There’s a natural tendency to idolize those we admire. If you’ve ever watched a child’s attention being drawn by any slightly older child in the vicinity you’ve seen the beginnings of it. Learning by emulation is built in. We quite unconsciously study those whom we think have strategies and attributes which are successful.

It does lead to hero worship. We get people out of proportion, and then they don’t live up to our expectations. This all came into my head because of Obama, for better or for worse, but there’s something deeper here, to do with acceptance and forgiveness of ourselves.

That way of putting people on a pedestal is not real. Part of the seduction of it is that if I make someone into an image, a cypher for what I want to be (or what epitomises “what a leader should be” or whatever), then I’m denying the essence of their humanity. And the reason that’s attractive is that it keeps me blind to the parts of myself I don’t want to examine.

The truth is that it’s our flaws, our humanity, our hangups and warts and all that make us beautiful – or rather the struggle to overcome those flaws and love in spite of them. So acceptance and compassion, starting inward, can let us truly love those around us without falling into the trap of worshipping their graven image. The real flesh and blood is so much warmer than the white marble or the gold.
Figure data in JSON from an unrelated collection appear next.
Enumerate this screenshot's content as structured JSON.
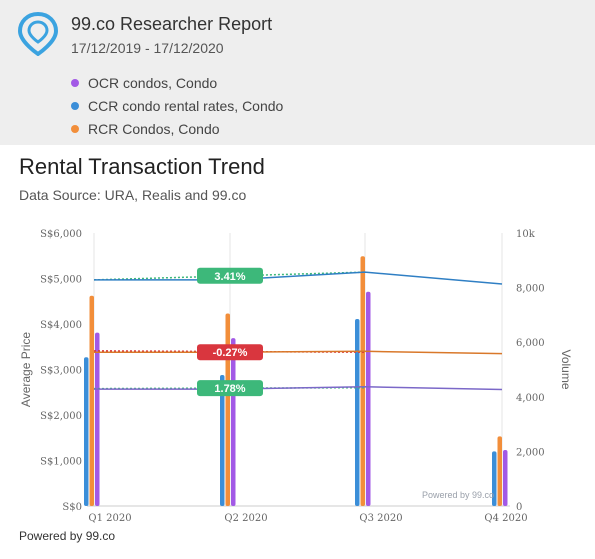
{
  "header": {
    "title": "99.co Researcher Report",
    "dates": "17/12/2019 - 17/12/2020",
    "legend": [
      {
        "label": "OCR condos, Condo",
        "color": "#a259e6"
      },
      {
        "label": "CCR condo rental rates, Condo",
        "color": "#3b8ed8"
      },
      {
        "label": "RCR Condos, Condo",
        "color": "#f28e3a"
      }
    ]
  },
  "section": {
    "title": "Rental Transaction Trend",
    "subtitle": "Data Source: URA, Realis and 99.co"
  },
  "footer": {
    "powered_by": "Powered by 99.co"
  },
  "chart_data": {
    "type": "bar",
    "categories": [
      "Q1 2020",
      "Q2 2020",
      "Q3 2020",
      "Q4 2020"
    ],
    "ylabel_left": "Average Price",
    "ylabel_right": "Volume",
    "yticks_left": [
      "S$0",
      "S$1,000",
      "S$2,000",
      "S$3,000",
      "S$4,000",
      "S$5,000",
      "S$6,000"
    ],
    "yticks_right": [
      "0",
      "2,000",
      "4,000",
      "6,000",
      "8,000",
      "10k"
    ],
    "ylim_left": [
      0,
      6000
    ],
    "ylim_right": [
      0,
      10000
    ],
    "volume_series": [
      {
        "name": "CCR condo rental rates, Condo",
        "color": "#3b8ed8",
        "values": [
          5450,
          4800,
          6850,
          2000
        ]
      },
      {
        "name": "RCR Condos, Condo",
        "color": "#f28e3a",
        "values": [
          7700,
          7050,
          9150,
          2550
        ]
      },
      {
        "name": "OCR condos, Condo",
        "color": "#a259e6",
        "values": [
          6350,
          6150,
          7850,
          2050
        ]
      }
    ],
    "price_series": [
      {
        "name": "CCR condo rental rates, Condo",
        "color": "#2f7fc4",
        "values": [
          4970,
          4970,
          5140,
          4880
        ]
      },
      {
        "name": "RCR Condos, Condo",
        "color": "#d9782a",
        "values": [
          3380,
          3380,
          3400,
          3350
        ]
      },
      {
        "name": "OCR condos, Condo",
        "color": "#7b68c8",
        "values": [
          2570,
          2570,
          2620,
          2560
        ]
      }
    ],
    "annotations": [
      {
        "text": "3.41%",
        "color": "#3db87a",
        "price": 5060,
        "trend_color": "#3db87a",
        "trend": [
          4970,
          5140
        ]
      },
      {
        "text": "-0.27%",
        "color": "#d9363e",
        "price": 3380,
        "trend_color": "#d9363e",
        "trend": [
          3410,
          3380
        ]
      },
      {
        "text": "1.78%",
        "color": "#3db87a",
        "price": 2590,
        "trend_color": "#3db87a",
        "trend": [
          2580,
          2600
        ]
      }
    ],
    "credit": "Powered by 99.co"
  }
}
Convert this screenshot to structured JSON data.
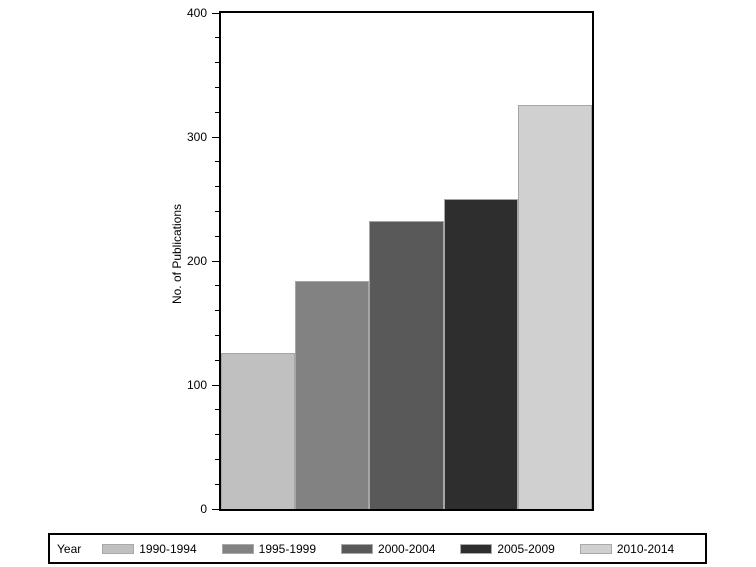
{
  "chart_data": {
    "type": "bar",
    "title": "",
    "xlabel": "",
    "ylabel": "No. of Publications",
    "categories": [
      "1990-1994",
      "1995-1999",
      "2000-2004",
      "2005-2009",
      "2010-2014"
    ],
    "values": [
      126,
      184,
      232,
      250,
      326
    ],
    "bar_colors": [
      "#c0c0c0",
      "#828282",
      "#595959",
      "#2e2e2e",
      "#d0d0d0"
    ],
    "ylim": [
      0,
      400
    ],
    "y_major_ticks": [
      0,
      100,
      200,
      300,
      400
    ],
    "y_minor_step": 20,
    "grid": false,
    "legend_position": "bottom",
    "legend_title": "Year",
    "frame_color": "#000000",
    "background_color": "#ffffff"
  }
}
Best of all, such true love of who the person is and what they need and care about has the effect of allowing them to be who they are. It gives them freedom rather than the chains of expectation. It encourages growth, and before you know it people are blossoming everywhere into something amazing. Something which makes mistakes, feels and causes pain, needs and shrieks and gets angry and suffers in its attempts to love and give. But something which not despite but because of that is deeply wonderful.
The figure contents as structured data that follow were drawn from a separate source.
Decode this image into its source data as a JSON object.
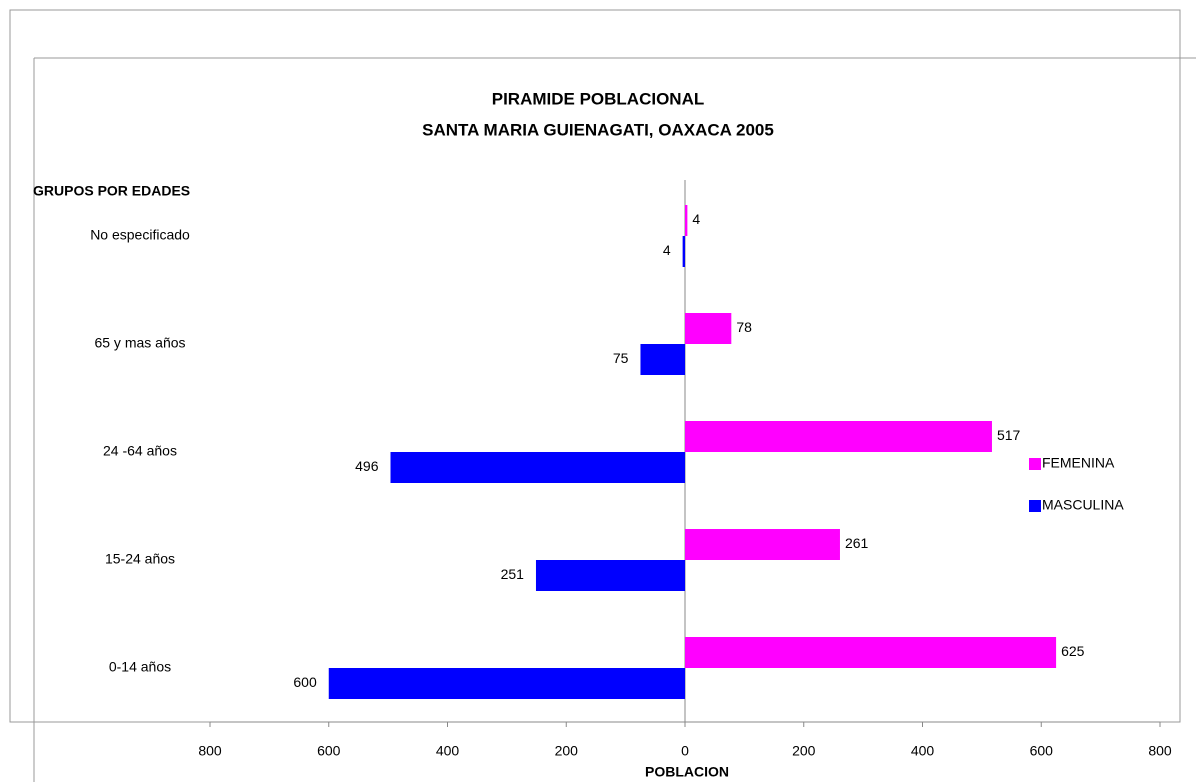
{
  "chart_data": {
    "type": "bar",
    "orientation": "horizontal",
    "title": [
      "PIRAMIDE POBLACIONAL",
      "SANTA MARIA GUIENAGATI, OAXACA 2005"
    ],
    "ylabel": "GRUPOS POR EDADES",
    "xlabel": "POBLACION",
    "categories": [
      "0-14 años",
      "15-24 años",
      "24 -64 años",
      "65 y mas años",
      "No especificado"
    ],
    "series": [
      {
        "name": "FEMENINA",
        "color": "#ff00ff",
        "values": [
          625,
          261,
          517,
          78,
          4
        ]
      },
      {
        "name": "MASCULINA",
        "color": "#0000ff",
        "values": [
          -600,
          -251,
          -496,
          -75,
          -4
        ],
        "value_labels": [
          "600",
          "251",
          "496",
          "75",
          "4"
        ]
      }
    ],
    "xlim": [
      -800,
      800
    ],
    "xticks": [
      {
        "value": -800,
        "label": "800"
      },
      {
        "value": -600,
        "label": "600"
      },
      {
        "value": -400,
        "label": "400"
      },
      {
        "value": -200,
        "label": "200"
      },
      0,
      200,
      400,
      600,
      800
    ],
    "legend": "right",
    "grid": false
  }
}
It does start within. Don’t cover over the things which make you wince. They hurt – so kiss them, show them air and sunlight. Let them heal. Each heart has its share of pain and shame and harm, and can be with acceptance stronger for that. More real. More warm. More whole. Less afraid and hard and closed.

I want to tell you that it’s not a struggle. Don’t force it, if you let it then it will happen. But most of all I want to say: I love you.